投与後MOCA-投与前MOCAが0以下の場合は、認知機能維持/悪化群に分類し、投与後MOCA-投与前MOCAが0より大きい場合は、認知機能改善群に分類した。
【0083】
(4)結果
(4-1)シロスタゾールの血漿中濃度、OPC-13015の血漿中濃度、およびOPC-13213+OPC-13217の各血漿中濃度の合計に対する各化合物の血漿中濃度比と、認知機能維持/悪化群および認知機能改善群との関係性を検討した。その結果を
図1に示す。図中、★印はt検定ないしマン・ホイットニー検定において、有意差p<0.05を示す。
【0084】
(4-2)シロスタゾールの血漿中濃度、およびOPC-13015の各血漿中濃度の合計に対する各化合物の血漿中濃度比と、認知機能維持/悪化群および認知機能改善群との関係性を検討した。

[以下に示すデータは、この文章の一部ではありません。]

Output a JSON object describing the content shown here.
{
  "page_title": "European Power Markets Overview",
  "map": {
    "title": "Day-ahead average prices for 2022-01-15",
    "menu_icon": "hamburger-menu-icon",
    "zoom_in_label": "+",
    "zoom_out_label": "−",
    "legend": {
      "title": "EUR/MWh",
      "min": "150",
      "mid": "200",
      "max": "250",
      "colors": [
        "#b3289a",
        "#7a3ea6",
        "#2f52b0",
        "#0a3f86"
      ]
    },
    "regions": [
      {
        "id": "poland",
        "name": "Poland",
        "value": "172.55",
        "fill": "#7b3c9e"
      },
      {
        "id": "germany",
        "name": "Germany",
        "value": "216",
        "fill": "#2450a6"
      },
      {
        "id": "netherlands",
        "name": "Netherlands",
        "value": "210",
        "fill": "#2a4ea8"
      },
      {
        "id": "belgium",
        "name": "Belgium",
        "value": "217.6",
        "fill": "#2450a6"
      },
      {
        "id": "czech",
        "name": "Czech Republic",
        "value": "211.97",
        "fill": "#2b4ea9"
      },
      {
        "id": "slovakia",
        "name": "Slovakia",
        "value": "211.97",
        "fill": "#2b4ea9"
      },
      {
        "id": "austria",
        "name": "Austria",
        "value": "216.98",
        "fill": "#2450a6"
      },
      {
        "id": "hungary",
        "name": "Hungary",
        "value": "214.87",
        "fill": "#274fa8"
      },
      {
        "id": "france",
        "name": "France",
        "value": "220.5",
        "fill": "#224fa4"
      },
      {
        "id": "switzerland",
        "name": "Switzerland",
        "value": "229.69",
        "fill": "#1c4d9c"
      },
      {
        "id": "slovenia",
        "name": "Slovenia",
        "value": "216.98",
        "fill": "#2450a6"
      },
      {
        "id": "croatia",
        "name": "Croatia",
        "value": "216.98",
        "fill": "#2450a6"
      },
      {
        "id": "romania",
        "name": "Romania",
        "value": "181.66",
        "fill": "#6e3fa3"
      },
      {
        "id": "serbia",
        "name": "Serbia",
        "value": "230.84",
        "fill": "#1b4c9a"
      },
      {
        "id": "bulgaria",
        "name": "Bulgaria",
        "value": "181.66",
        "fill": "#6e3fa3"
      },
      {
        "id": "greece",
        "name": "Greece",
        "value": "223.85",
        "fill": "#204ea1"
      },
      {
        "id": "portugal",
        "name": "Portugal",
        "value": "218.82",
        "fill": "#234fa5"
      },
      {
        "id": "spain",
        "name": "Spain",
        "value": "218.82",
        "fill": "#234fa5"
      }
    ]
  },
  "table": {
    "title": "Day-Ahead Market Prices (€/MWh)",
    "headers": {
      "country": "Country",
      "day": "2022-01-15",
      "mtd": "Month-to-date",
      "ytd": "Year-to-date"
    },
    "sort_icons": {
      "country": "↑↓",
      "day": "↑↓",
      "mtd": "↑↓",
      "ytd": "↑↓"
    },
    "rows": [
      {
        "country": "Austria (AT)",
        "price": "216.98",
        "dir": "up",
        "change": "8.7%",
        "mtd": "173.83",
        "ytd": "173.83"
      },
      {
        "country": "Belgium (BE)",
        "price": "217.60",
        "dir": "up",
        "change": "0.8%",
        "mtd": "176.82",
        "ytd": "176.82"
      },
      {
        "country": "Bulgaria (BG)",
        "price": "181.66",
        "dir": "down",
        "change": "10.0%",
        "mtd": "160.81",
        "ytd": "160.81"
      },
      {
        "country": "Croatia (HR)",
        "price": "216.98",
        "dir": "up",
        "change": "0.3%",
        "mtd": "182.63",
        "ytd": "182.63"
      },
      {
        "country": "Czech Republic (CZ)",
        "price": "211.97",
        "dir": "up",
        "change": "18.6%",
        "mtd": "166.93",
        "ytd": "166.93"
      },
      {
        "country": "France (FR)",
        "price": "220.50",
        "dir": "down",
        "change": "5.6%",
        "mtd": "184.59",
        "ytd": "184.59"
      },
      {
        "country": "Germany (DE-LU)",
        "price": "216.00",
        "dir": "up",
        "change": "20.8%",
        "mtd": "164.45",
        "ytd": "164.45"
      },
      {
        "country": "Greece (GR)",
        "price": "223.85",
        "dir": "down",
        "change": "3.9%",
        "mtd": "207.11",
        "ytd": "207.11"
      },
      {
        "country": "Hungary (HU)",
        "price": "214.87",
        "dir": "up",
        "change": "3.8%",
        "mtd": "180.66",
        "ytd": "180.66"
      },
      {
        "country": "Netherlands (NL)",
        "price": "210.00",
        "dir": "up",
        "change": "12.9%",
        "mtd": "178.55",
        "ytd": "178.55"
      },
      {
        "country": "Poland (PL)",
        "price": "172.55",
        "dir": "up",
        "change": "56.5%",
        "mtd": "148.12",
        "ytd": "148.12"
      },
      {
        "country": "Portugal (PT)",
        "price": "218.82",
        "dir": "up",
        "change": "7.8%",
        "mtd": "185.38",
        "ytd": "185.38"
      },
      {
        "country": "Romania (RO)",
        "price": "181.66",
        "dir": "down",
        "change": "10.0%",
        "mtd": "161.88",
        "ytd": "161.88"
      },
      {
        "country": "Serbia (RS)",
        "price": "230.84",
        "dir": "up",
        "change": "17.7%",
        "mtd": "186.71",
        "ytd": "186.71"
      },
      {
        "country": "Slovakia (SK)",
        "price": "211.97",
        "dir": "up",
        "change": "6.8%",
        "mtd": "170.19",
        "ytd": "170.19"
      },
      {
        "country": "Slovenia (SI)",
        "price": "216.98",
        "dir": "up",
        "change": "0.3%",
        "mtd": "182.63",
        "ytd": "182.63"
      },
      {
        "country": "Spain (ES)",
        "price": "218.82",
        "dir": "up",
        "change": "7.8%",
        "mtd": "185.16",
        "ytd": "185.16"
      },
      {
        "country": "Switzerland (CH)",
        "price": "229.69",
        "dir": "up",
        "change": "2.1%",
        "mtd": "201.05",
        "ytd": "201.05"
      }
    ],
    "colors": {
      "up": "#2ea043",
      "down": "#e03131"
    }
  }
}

その結果を
図2に示す。図中、★印はt検定ないしマン・ホイットニー検定において、有意差p<0.05を示す。
【0085】
(4-3)図に示す結果から明らかな通り、シロスタゾール投与後の被験者におけるシロスタゾールやOPC-13015、その他の代謝物の血漿中濃度を測定し、その合計濃度に対するシロスタゾールまたはOPC-13015の濃度割合を算出することにより、特定の被験者に対する第2のシロスタゾールの投与量を決定することができる。